Tuesday, January 25, 2011

Work.

ok dear online diary, I'm back!

Compared to last year I've done quite dismally with the blogging. I'm okay with this because (1) I'm finding that it's nearly impossible to describe what I've been feeling and (2) have rediscovered the joys of writing in my notebook, which is pleasantly crinkly from when it shared the company of my leaky mug.

I think I'll do a couple of posts now!

First I will talk about work! And use lots of exclamation points!

One of the first things I had to come to terms with about work is that I am indeed living the life of an intern. This means that my main task has been re-organizing and clearing up gen5's database of contacts, and soon I'll transition into setting up their next 3-day somatics training. I'm also working a TON - eight hour days, mon-fri. my body is not used to sitting for that long, or staring that long at a computer. The office is cold and the outside is warm and colorful, so Chris and I take walks around the block. Here is what the office window looks like at sunset, when I want to be out on a mountain somewhere:



At first I was frustrated, especially when I compared what I was doing for gen5 with what I'd been doing for QEJ last year. Especially at the beginning of last week, when I hadn't yet found my place in the co-op or started hanging out with obies in town. I just felt lost, simultaneously useless and over-worked. then, I realized that the things I'm doing are actually really important to gen5's operation. If I could be helpful to this organization, which I truly believe is doing great work, and live in california while doing it, I'd be alright.

Then (and this is part of the centering stuff) I asked myself what I really wanted to get from being here. I realized that I want to learn as much as I can from the organization, learn as much as I can from the people there as well as the brilliant ones in my co-op. Appropriately timed for that realization was my Friday afternoon hike with Chris. I learned many things from that hike. The sunset made the ground red, we smelled the eucalyptus trees and heard owls hooting and hawks yelling in them, we heard people talking on their cell phones about internet bills. for future discussion: why listening fits so well into centering/not being reactionary (which is quite obvious but worth exploration), and also steps I've taken to pay attention to my body and what I'm feeling instead of intellectualizing nearly everything.

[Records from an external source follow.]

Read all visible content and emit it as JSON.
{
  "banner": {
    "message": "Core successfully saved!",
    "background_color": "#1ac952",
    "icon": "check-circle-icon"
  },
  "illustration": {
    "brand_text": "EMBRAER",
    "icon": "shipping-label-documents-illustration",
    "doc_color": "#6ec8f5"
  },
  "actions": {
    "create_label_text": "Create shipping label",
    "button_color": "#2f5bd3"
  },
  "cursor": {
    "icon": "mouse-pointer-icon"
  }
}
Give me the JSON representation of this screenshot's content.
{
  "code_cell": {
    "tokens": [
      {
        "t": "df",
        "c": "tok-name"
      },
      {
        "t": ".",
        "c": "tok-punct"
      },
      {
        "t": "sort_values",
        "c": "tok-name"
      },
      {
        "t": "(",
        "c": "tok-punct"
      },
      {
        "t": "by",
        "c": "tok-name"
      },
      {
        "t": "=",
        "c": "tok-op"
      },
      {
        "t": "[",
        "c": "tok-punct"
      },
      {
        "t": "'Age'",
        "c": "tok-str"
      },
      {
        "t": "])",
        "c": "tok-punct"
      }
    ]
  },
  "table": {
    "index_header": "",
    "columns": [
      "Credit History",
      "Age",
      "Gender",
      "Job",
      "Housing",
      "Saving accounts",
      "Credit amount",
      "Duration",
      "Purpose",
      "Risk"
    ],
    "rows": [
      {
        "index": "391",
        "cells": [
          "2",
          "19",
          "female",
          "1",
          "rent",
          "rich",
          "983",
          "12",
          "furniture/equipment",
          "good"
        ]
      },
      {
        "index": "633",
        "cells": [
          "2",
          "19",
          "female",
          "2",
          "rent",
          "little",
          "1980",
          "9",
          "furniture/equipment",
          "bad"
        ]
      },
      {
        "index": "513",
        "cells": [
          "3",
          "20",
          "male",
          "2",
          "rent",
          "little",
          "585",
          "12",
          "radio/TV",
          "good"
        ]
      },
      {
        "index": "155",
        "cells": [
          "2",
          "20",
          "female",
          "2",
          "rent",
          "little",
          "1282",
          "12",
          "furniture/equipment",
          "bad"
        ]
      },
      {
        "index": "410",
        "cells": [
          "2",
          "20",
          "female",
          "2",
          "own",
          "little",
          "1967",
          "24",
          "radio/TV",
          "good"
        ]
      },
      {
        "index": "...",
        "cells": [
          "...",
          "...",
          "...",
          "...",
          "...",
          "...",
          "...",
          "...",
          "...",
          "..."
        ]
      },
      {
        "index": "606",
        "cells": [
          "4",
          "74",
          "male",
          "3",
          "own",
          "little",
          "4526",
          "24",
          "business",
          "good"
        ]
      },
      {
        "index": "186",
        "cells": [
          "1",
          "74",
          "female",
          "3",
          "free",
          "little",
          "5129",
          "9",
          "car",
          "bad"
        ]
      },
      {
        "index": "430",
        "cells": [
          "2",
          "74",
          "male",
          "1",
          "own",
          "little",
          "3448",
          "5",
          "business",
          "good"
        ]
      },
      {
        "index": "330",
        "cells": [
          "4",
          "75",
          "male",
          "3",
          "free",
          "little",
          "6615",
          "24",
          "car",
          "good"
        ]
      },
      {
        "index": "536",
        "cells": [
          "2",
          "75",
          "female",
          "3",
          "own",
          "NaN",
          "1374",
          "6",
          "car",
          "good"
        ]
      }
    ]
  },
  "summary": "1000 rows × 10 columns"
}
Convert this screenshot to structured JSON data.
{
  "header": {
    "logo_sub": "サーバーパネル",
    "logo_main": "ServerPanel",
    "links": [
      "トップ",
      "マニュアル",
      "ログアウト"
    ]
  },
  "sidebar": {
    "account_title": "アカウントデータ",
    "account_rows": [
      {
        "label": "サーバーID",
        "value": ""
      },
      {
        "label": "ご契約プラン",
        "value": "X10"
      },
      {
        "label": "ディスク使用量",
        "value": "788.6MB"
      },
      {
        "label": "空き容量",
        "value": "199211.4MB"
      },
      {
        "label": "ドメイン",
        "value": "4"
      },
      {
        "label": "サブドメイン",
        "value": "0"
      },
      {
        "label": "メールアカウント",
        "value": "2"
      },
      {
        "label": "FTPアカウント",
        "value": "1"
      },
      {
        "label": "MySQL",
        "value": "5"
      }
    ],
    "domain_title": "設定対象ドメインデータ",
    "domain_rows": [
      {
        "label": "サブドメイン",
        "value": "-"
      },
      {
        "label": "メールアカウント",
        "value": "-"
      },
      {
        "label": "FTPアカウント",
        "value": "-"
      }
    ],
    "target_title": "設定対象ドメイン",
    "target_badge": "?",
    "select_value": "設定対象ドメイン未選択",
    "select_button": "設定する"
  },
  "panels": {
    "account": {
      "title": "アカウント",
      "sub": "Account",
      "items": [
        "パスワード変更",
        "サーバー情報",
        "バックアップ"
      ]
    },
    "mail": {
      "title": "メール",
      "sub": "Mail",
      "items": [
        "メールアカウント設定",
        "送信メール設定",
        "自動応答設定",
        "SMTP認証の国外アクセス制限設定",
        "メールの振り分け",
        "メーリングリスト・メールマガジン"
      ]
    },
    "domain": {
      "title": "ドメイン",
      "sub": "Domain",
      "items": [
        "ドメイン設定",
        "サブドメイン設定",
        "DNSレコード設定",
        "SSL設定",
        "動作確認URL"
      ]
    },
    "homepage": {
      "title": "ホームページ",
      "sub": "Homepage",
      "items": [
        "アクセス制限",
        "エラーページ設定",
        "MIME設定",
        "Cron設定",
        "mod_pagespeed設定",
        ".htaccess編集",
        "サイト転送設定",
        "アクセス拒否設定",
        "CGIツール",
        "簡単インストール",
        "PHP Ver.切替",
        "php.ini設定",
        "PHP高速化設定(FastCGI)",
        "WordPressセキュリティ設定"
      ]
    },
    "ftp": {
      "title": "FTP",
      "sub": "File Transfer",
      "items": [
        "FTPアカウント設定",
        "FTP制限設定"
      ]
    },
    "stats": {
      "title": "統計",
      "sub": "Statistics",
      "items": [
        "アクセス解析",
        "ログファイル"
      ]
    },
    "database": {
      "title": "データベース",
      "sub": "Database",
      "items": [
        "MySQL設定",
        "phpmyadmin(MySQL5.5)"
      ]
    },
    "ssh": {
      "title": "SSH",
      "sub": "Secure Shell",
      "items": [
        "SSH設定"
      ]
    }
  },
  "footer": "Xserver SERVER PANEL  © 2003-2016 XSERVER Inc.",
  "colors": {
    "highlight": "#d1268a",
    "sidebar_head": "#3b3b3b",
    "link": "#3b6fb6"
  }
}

Another important thing to say about my work is that it's in East Oakland. Never in my life have I felt more white - today when I was walking around the block I noticed that I was the only visibly white person around. Princess Beverly, a woman who works for Causa Justa in the office we share, is hopefully going to give me a history of the area. But here are a few things that have shaped how I feel about it so far:

- An oberlin friend picked me up as I was locking up the office. someone walked up to us and asked, "are you doing the taxes?"

- today on the bus a woman was talking to the driver about her son. she said, "don't mind my racism but I'm trying to raise him more white than black." she said he's never gone to school in oakland and never will. she says she doesn't want him to have the life she has. I think about the community he won't have and the disconnect he might feel, the privileges he might achieve and yet how he might feel disconnected from the privileged. what's striking to me is the image of his mother pushing him up a ladder, how on that ladder he will always be looking down at her. And how hard she must be working to push him there out of love. it's so beautifully and horribly complicated.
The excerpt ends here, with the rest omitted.